At the end of the course, students should:|
i) Understand the role of bioinformatics and computational biology in modern biology.
ii) Understand the basic principles of bioinformatics and computational biology approaches.
iii) Have obtained knowledge of the power and the caveats of these approaches.
iv) Be able to propose appropriate systems biology approaches to answer research questions
At the end of the course, students should be able to:
i) Discuss and critically assess literature from this field of research at academic level
ii) Place this field of research in context of other research themes to promote interdisciplinary thinking
iii) Place this field of research into the larger societal context.
Systems biology aims to approach biological research questions in an integrative, interdisciplinary and quantitative manner to help provide a mechanistic understanding of biological processes.
In this course you will learn how many complex biological phenomena can not be understood from a reductionist approach focusing on a single gene, protein or celltype but that instead the networks of interactions amongst many different involved factors need to be taken into consideration.

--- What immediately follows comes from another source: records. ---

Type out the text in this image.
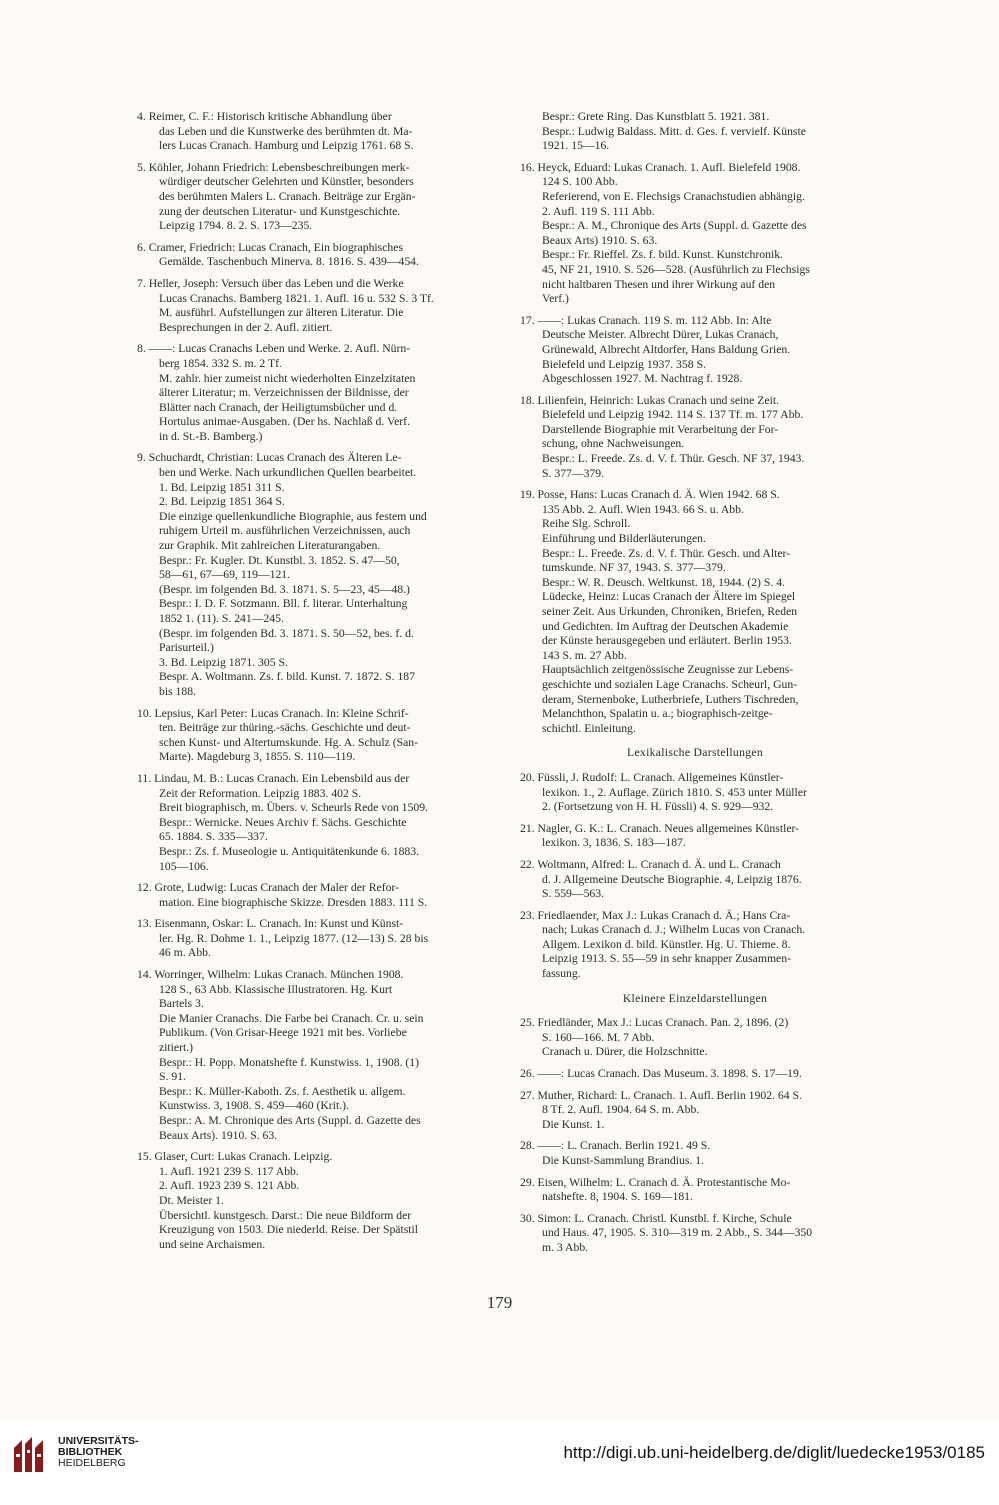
4. Reimer, C. F.: Historisch kritische Abhandlung über
das Leben und die Kunstwerke des berühmten dt. Ma-
lers Lucas Cranach. Hamburg und Leipzig 1761. 68 S.
5. Köhler, Johann Friedrich: Lebensbeschreibungen merk-
würdiger deutscher Gelehrten und Künstler, besonders
des berühmten Malers L. Cranach. Beiträge zur Ergän-
zung der deutschen Literatur- und Kunstgeschichte.
Leipzig 1794. 8. 2. S. 173—235.
6. Cramer, Friedrich: Lucas Cranach, Ein biographisches
Gemälde. Taschenbuch Minerva. 8. 1816. S. 439—454.
7. Heller, Joseph: Versuch über das Leben und die Werke
Lucas Cranachs. Bamberg 1821. 1. Aufl. 16 u. 532 S. 3 Tf.
M. ausführl. Aufstellungen zur älteren Literatur. Die
Besprechungen in der 2. Aufl. zitiert.
8. ——: Lucas Cranachs Leben und Werke. 2. Aufl. Nürn-
berg 1854. 332 S. m. 2 Tf.
M. zahlr. hier zumeist nicht wiederholten Einzelzitaten
älterer Literatur; m. Verzeichnissen der Bildnisse, der
Blätter nach Cranach, der Heiligtumsbücher und d.
Hortulus animae-Ausgaben. (Der hs. Nachlaß d. Verf.
in d. St.-B. Bamberg.)
9. Schuchardt, Christian: Lucas Cranach des Älteren Le-
ben und Werke. Nach urkundlichen Quellen bearbeitet.
1. Bd. Leipzig 1851 311 S.
2. Bd. Leipzig 1851 364 S.
Die einzige quellenkundliche Biographie, aus festem und
ruhigem Urteil m. ausführlichen Verzeichnissen, auch
zur Graphik. Mit zahlreichen Literaturangaben.
Bespr.: Fr. Kugler. Dt. Kunstbl. 3. 1852. S. 47—50,
58—61, 67—69, 119—121.
(Bespr. im folgenden Bd. 3. 1871. S. 5—23, 45—48.)
Bespr.: I. D. F. Sotzmann. Bll. f. literar. Unterhaltung
1852 1. (11). S. 241—245.
(Bespr. im folgenden Bd. 3. 1871. S. 50—52, bes. f. d.
Parisurteil.)
3. Bd. Leipzig 1871. 305 S.
Bespr. A. Woltmann. Zs. f. bild. Kunst. 7. 1872. S. 187
bis 188.
10. Lepsius, Karl Peter: Lucas Cranach. In: Kleine Schrif-
ten. Beiträge zur thüring.-sächs. Geschichte und deut-
schen Kunst- und Altertumskunde. Hg. A. Schulz (San-
Marte). Magdeburg 3, 1855. S. 110—119.
11. Lindau, M. B.: Lucas Cranach. Ein Lebensbild aus der
Zeit der Reformation. Leipzig 1883. 402 S.
Breit biographisch, m. Übers. v. Scheurls Rede von 1509.
Bespr.: Wernicke. Neues Archiv f. Sächs. Geschichte
65. 1884. S. 335—337.
Bespr.: Zs. f. Museologie u. Antiquitätenkunde 6. 1883.
105—106.
12. Grote, Ludwig: Lucas Cranach der Maler der Refor-
mation. Eine biographische Skizze. Dresden 1883. 111 S.
13. Eisenmann, Oskar: L. Cranach. In: Kunst und Künst-
ler. Hg. R. Dohme 1. 1., Leipzig 1877. (12—13) S. 28 bis
46 m. Abb.
14. Worringer, Wilhelm: Lukas Cranach. München 1908.
128 S., 63 Abb. Klassische Illustratoren. Hg. Kurt
Bartels 3.
Die Manier Cranachs. Die Farbe bei Cranach. Cr. u. sein
Publikum. (Von Grisar-Heege 1921 mit bes. Vorliebe
zitiert.)
Bespr.: H. Popp. Monatshefte f. Kunstwiss. 1, 1908. (1)
S. 91.
Bespr.: K. Müller-Kaboth. Zs. f. Aesthetik u. allgem.
Kunstwiss. 3, 1908. S. 459—460 (Krit.).
Bespr.: A. M. Chronique des Arts (Suppl. d. Gazette des
Beaux Arts). 1910. S. 63.
15. Glaser, Curt: Lukas Cranach. Leipzig.
1. Aufl. 1921 239 S. 117 Abb.
2. Aufl. 1923 239 S. 121 Abb.
Dt. Meister 1.
Übersichtl. kunstgesch. Darst.: Die neue Bildform der
Kreuzigung von 1503. Die niederld. Reise. Der Spätstil
und seine Archaismen.
Bespr.: Grete Ring. Das Kunstblatt 5. 1921. 381.
Bespr.: Ludwig Baldass. Mitt. d. Ges. f. vervielf. Künste
1921. 15—16.
16. Heyck, Eduard: Lukas Cranach. 1. Aufl. Bielefeld 1908.
124 S. 100 Abb.
Referierend, von E. Flechsigs Cranachstudien abhängig.
2. Aufl. 119 S. 111 Abb.
Bespr.: A. M., Chronique des Arts (Suppl. d. Gazette des
Beaux Arts) 1910. S. 63.
Bespr.: Fr. Rieffel. Zs. f. bild. Kunst. Kunstchronik.
45, NF 21, 1910. S. 526—528. (Ausführlich zu Flechsigs
nicht haltbaren Thesen und ihrer Wirkung auf den
Verf.)
17. ——: Lukas Cranach. 119 S. m. 112 Abb. In: Alte
Deutsche Meister. Albrecht Dürer, Lukas Cranach,
Grünewald, Albrecht Altdorfer, Hans Baldung Grien.
Bielefeld und Leipzig 1937. 358 S.
Abgeschlossen 1927. M. Nachtrag f. 1928.
18. Lilienfein, Heinrich: Lukas Cranach und seine Zeit.
Bielefeld und Leipzig 1942. 114 S. 137 Tf. m. 177 Abb.
Darstellende Biographie mit Verarbeitung der For-
schung, ohne Nachweisungen.
Bespr.: L. Freede. Zs. d. V. f. Thür. Gesch. NF 37, 1943.
S. 377—379.
19. Posse, Hans: Lucas Cranach d. Ä. Wien 1942. 68 S.
135 Abb. 2. Aufl. Wien 1943. 66 S. u. Abb.
Reihe Slg. Schroll.
Einführung und Bilderläuterungen.
Bespr.: L. Freede. Zs. d. V. f. Thür. Gesch. und Alter-
tumskunde. NF 37, 1943. S. 377—379.
Bespr.: W. R. Deusch. Weltkunst. 18, 1944. (2) S. 4.
Lüdecke, Heinz: Lucas Cranach der Ältere im Spiegel
seiner Zeit. Aus Urkunden, Chroniken, Briefen, Reden
und Gedichten. Im Auftrag der Deutschen Akademie
der Künste herausgegeben und erläutert. Berlin 1953.
143 S. m. 27 Abb.
Hauptsächlich zeitgenössische Zeugnisse zur Lebens-
geschichte und sozialen Lage Cranachs. Scheurl, Gun-
deram, Sternenboke, Lutherbriefe, Luthers Tischreden,
Melanchthon, Spalatin u. a.; biographisch-zeitge-
schichtl. Einleitung.
Lexikalische Darstellungen
20. Füssli, J. Rudolf: L. Cranach. Allgemeines Künstler-
lexikon. 1., 2. Auflage. Zürich 1810. S. 453 unter Müller
2. (Fortsetzung von H. H. Füssli) 4. S. 929—932.
21. Nagler, G. K.: L. Cranach. Neues allgemeines Künstler-
lexikon. 3, 1836. S. 183—187.
22. Woltmann, Alfred: L. Cranach d. Ä. und L. Cranach
d. J. Allgemeine Deutsche Biographie. 4, Leipzig 1876.
S. 559—563.
23. Friedlaender, Max J.: Lukas Cranach d. Ä.; Hans Cra-
nach; Lukas Cranach d. J.; Wilhelm Lucas von Cranach.
Allgem. Lexikon d. bild. Künstler. Hg. U. Thieme. 8.
Leipzig 1913. S. 55—59 in sehr knapper Zusammen-
fassung.
Kleinere Einzeldarstellungen
25. Friedländer, Max J.: Lucas Cranach. Pan. 2, 1896. (2)
S. 160—166. M. 7 Abb.
Cranach u. Dürer, die Holzschnitte.
26. ——: Lucas Cranach. Das Museum. 3. 1898. S. 17—19.
27. Muther, Richard: L. Cranach. 1. Aufl. Berlin 1902. 64 S.
8 Tf. 2. Aufl. 1904. 64 S. m. Abb.
Die Kunst. 1.
28. ——: L. Cranach. Berlin 1921. 49 S.
Die Kunst-Sammlung Brandius. 1.
29. Eisen, Wilhelm: L. Cranach d. Ä. Protestantische Mo-
natshefte. 8, 1904. S. 169—181.
30. Simon: L. Cranach. Christl. Kunstbl. f. Kirche, Schule
und Haus. 47, 1905. S. 310—319 m. 2 Abb., S. 344—350
m. 3 Abb.
179
UNIVERSITÄTS-
BIBLIOTHEK
HEIDELBERG
http://digi.ub.uni-heidelberg.de/diglit/luedecke1953/0185
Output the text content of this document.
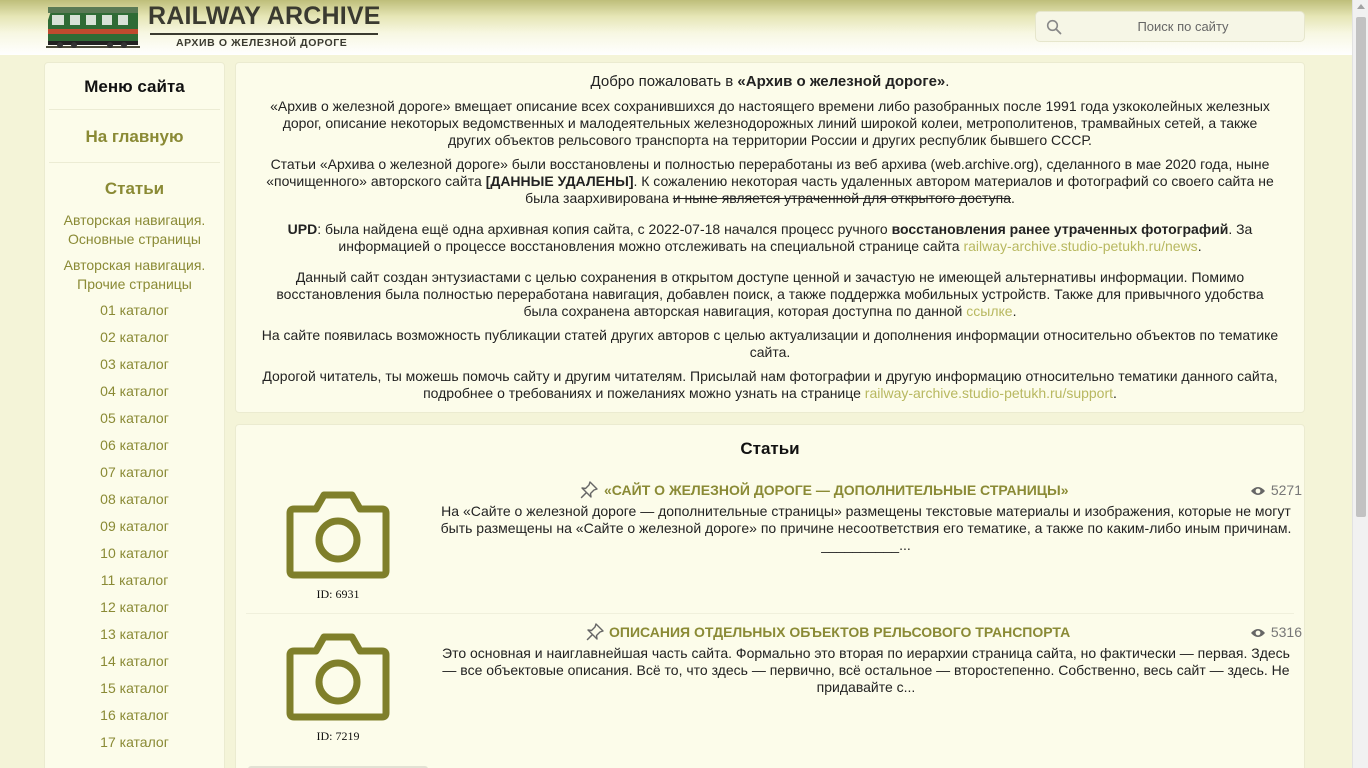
RAILWAY ARCHIVE
АРХИВ О ЖЕЛЕЗНОЙ ДОРОГЕ
Поиск по сайту
Меню сайта
На главную
Статьи
Авторская навигация.
Основные страницы
Авторская навигация.
Прочие страницы
01 каталог
02 каталог
03 каталог
04 каталог
05 каталог
06 каталог
07 каталог
08 каталог
09 каталог
10 каталог
11 каталог
12 каталог
13 каталог
14 каталог
15 каталог
16 каталог
17 каталог

Добро пожаловать в «Архив о железной дороге».

«Архив о железной дороге» вмещает описание всех сохранившихся до настоящего времени либо разобранных после 1991 года узкоколейных железных дорог, описание некоторых ведомственных и малодеятельных железнодорожных линий широкой колеи, метрополитенов, трамвайных сетей, а также других объектов рельсового транспорта на территории России и других республик бывшего СССР.

Статьи «Архива о железной дороге» были восстановлены и полностью переработаны из веб архива (web.archive.org), сделанного в мае 2020 года, ныне «почищенного» авторского сайта [ДАННЫЕ УДАЛЕНЫ]. К сожалению некоторая часть удаленных автором материалов и фотографий со своего сайта не была заархивирована и ныне является утраченной для открытого доступа.

UPD: была найдена ещё одна архивная копия сайта, с 2022-07-18 начался процесс ручного восстановления ранее утраченных фотографий. За информацией о процессе восстановления можно отслеживать на специальной странице сайта railway-archive.studio-petukh.ru/news.

Данный сайт создан энтузиастами с целью сохранения в открытом доступе ценной и зачастую не имеющей альтернативы информации. Помимо восстановления была полностью переработана навигация, добавлен поиск, а также поддержка мобильных устройств. Также для привычного удобства была сохранена авторская навигация, которая доступна по данной ссылке.

На сайте появилась возможность публикации статей других авторов с целью актуализации и дополнения информации относительно объектов по тематике сайта.

Дорогой читатель, ты можешь помочь сайту и другим читателям. Присылай нам фотографии и другую информацию относительно тематики данного сайта, подробнее о требованиях и пожеланиях можно узнать на странице railway-archive.studio-petukh.ru/support.

Статьи
ID: 6931
«САЙТ О ЖЕЛЕЗНОЙ ДОРОГЕ — ДОПОЛНИТЕЛЬНЫЕ СТРАНИЦЫ»	5271
На «Сайте о железной дороге — дополнительные страницы» размещены текстовые материалы и изображения, которые не могут быть размещены на «Сайте о железной дороге» по причине несоответствия его тематике, а также по каким-либо иным причинам. __________...
ID: 7219
ОПИСАНИЯ ОТДЕЛЬНЫХ ОБЪЕКТОВ РЕЛЬСОВОГО ТРАНСПОРТА	5316
Это основная и наиглавнейшая часть сайта. Формально это вторая по иерархии страница сайта, но фактически — первая. Здесь — все объектовые описания. Всё то, что здесь — первично, всё остальное — второстепенно. Собственно, весь сайт — здесь. Не придавайте с...
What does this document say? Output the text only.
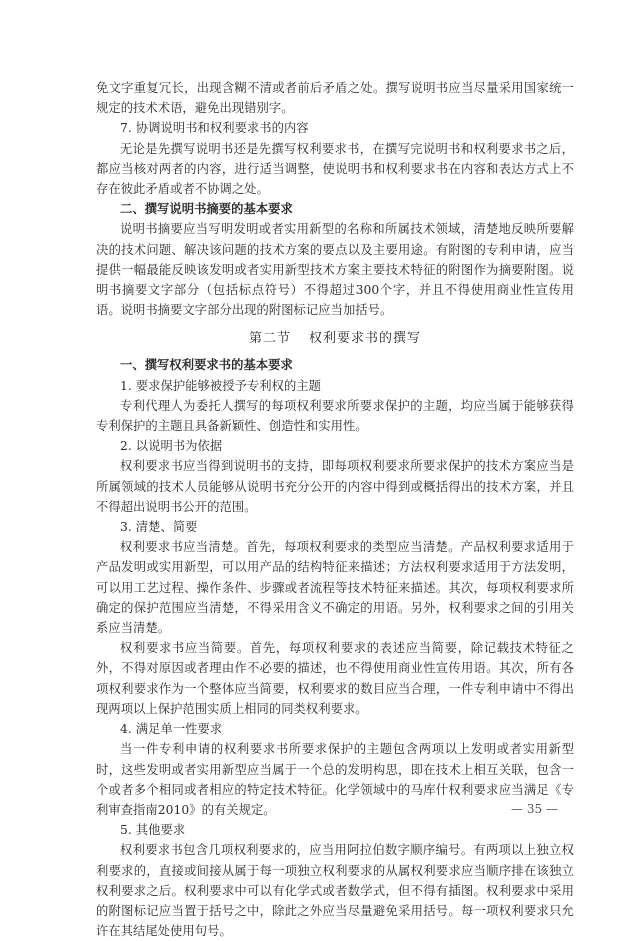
免文字重复冗长，出现含糊不清或者前后矛盾之处。撰写说明书应当尽量采用国家统一规定的技术术语，避免出现错别字。

7. 协调说明书和权利要求书的内容

无论是先撰写说明书还是先撰写权利要求书，在撰写完说明书和权利要求书之后，都应当核对两者的内容，进行适当调整，使说明书和权利要求书在内容和表达方式上不存在彼此矛盾或者不协调之处。

二、撰写说明书摘要的基本要求

说明书摘要应当写明发明或者实用新型的名称和所属技术领域，清楚地反映所要解决的技术问题、解决该问题的技术方案的要点以及主要用途。有附图的专利申请，应当提供一幅最能反映该发明或者实用新型技术方案主要技术特征的附图作为摘要附图。说明书摘要文字部分（包括标点符号）不得超过300个字，并且不得使用商业性宣传用语。说明书摘要文字部分出现的附图标记应当加括号。

第二节 权利要求书的撰写

一、撰写权利要求书的基本要求

1. 要求保护能够被授予专利权的主题

专利代理人为委托人撰写的每项权利要求所要求保护的主题，均应当属于能够获得专利保护的主题且具备新颖性、创造性和实用性。

2. 以说明书为依据

权利要求书应当得到说明书的支持，即每项权利要求所要求保护的技术方案应当是所属领域的技术人员能够从说明书充分公开的内容中得到或概括得出的技术方案，并且不得超出说明书公开的范围。

3. 清楚、简要

权利要求书应当清楚。首先，每项权利要求的类型应当清楚。产品权利要求适用于产品发明或实用新型，可以用产品的结构特征来描述；方法权利要求适用于方法发明，可以用工艺过程、操作条件、步骤或者流程等技术特征来描述。其次，每项权利要求所确定的保护范围应当清楚，不得采用含义不确定的用语。另外，权利要求之间的引用关系应当清楚。

权利要求书应当简要。首先，每项权利要求的表述应当简要，除记载技术特征之外，不得对原因或者理由作不必要的描述，也不得使用商业性宣传用语。其次，所有各项权利要求作为一个整体应当简要，权利要求的数目应当合理，一件专利申请中不得出现两项以上保护范围实质上相同的同类权利要求。

4. 满足单一性要求

当一件专利申请的权利要求书所要求保护的主题包含两项以上发明或者实用新型时，这些发明或者实用新型应当属于一个总的发明构思，即在技术上相互关联，包含一个或者多个相同或者相应的特定技术特征。化学领域中的马库什权利要求应当满足《专利审查指南2010》的有关规定。

5. 其他要求

权利要求书包含几项权利要求的，应当用阿拉伯数字顺序编号。有两项以上独立权利要求的，直接或间接从属于每一项独立权利要求的从属权利要求应当顺序排在该独立权利要求之后。权利要求中可以有化学式或者数学式，但不得有插图。权利要求中采用的附图标记应当置于括号之中，除此之外应当尽量避免采用括号。每一项权利要求只允许在其结尾处使用句号。

— 35 —
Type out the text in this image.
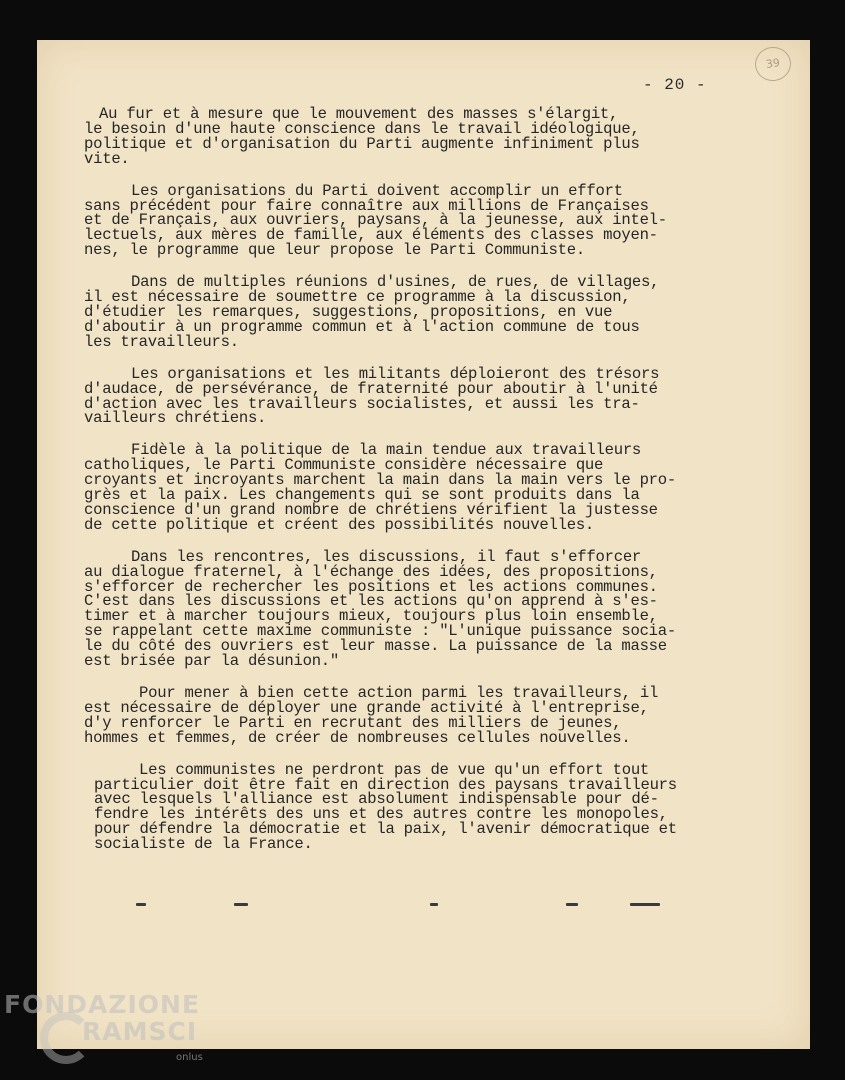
39
- 20 -
Au fur et à mesure que le mouvement des masses s'élargit,
le besoin d'une haute conscience dans le travail idéologique,
politique et d'organisation du Parti augmente infiniment plus
vite.
Les organisations du Parti doivent accomplir un effort
sans précédent pour faire connaître aux millions de Françaises
et de Français, aux ouvriers, paysans, à la jeunesse, aux intel-
lectuels, aux mères de famille, aux éléments des classes moyen-
nes, le programme que leur propose le Parti Communiste.
Dans de multiples réunions d'usines, de rues, de villages,
il est nécessaire de soumettre ce programme à la discussion,
d'étudier les remarques, suggestions, propositions, en vue
d'aboutir à un programme commun et à l'action commune de tous
les travailleurs.
Les organisations et les militants déploieront des trésors
d'audace, de persévérance, de fraternité pour aboutir à l'unité
d'action avec les travailleurs socialistes, et aussi les tra-
vailleurs chrétiens.
Fidèle à la politique de la main tendue aux travailleurs
catholiques, le Parti Communiste considère nécessaire que
croyants et incroyants marchent la main dans la main vers le pro-
grès et la paix. Les changements qui se sont produits dans la
conscience d'un grand nombre de chrétiens vérifient la justesse
de cette politique et créent des possibilités nouvelles.
Dans les rencontres, les discussions, il faut s'efforcer
au dialogue fraternel, à l'échange des idées, des propositions,
s'efforcer de rechercher les positions et les actions communes.
C'est dans les discussions et les actions qu'on apprend à s'es-
timer et à marcher toujours mieux, toujours plus loin ensemble,
se rappelant cette maxime communiste : "L'unique puissance socia-
le du côté des ouvriers est leur masse. La puissance de la masse
est brisée par la désunion."
Pour mener à bien cette action parmi les travailleurs, il
est nécessaire de déployer une grande activité à l'entreprise,
d'y renforcer le Parti en recrutant des milliers de jeunes,
hommes et femmes, de créer de nombreuses cellules nouvelles.
Les communistes ne perdront pas de vue qu'un effort tout
particulier doit être fait en direction des paysans travailleurs
avec lesquels l'alliance est absolument indispensable pour dé-
fendre les intérêts des uns et des autres contre les monopoles,
pour défendre la démocratie et la paix, l'avenir démocratique et
socialiste de la France.
FONDAZIONE
RAMSCI
onlus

You will learn how high-throughput experiments combined with bioinformatic data-analysis enable us to map out these networks as well as how computational modeling allows us to improve our understanding of the functioning of these networks. Students will learn the basic principles behind these bioinformatic and computational biology approaches, their strengths and weaknesses, and when these can be applied. The application of these approaches to a wide range of biological research questions will be illustrated by experts in the field.
Similar to other general track courses of the MCLS master, each day of
the course is focused on a specific topic and may include lectures by principle investigators, research seminars, or guest lectures. In addition students are expected to discuss and present research papers.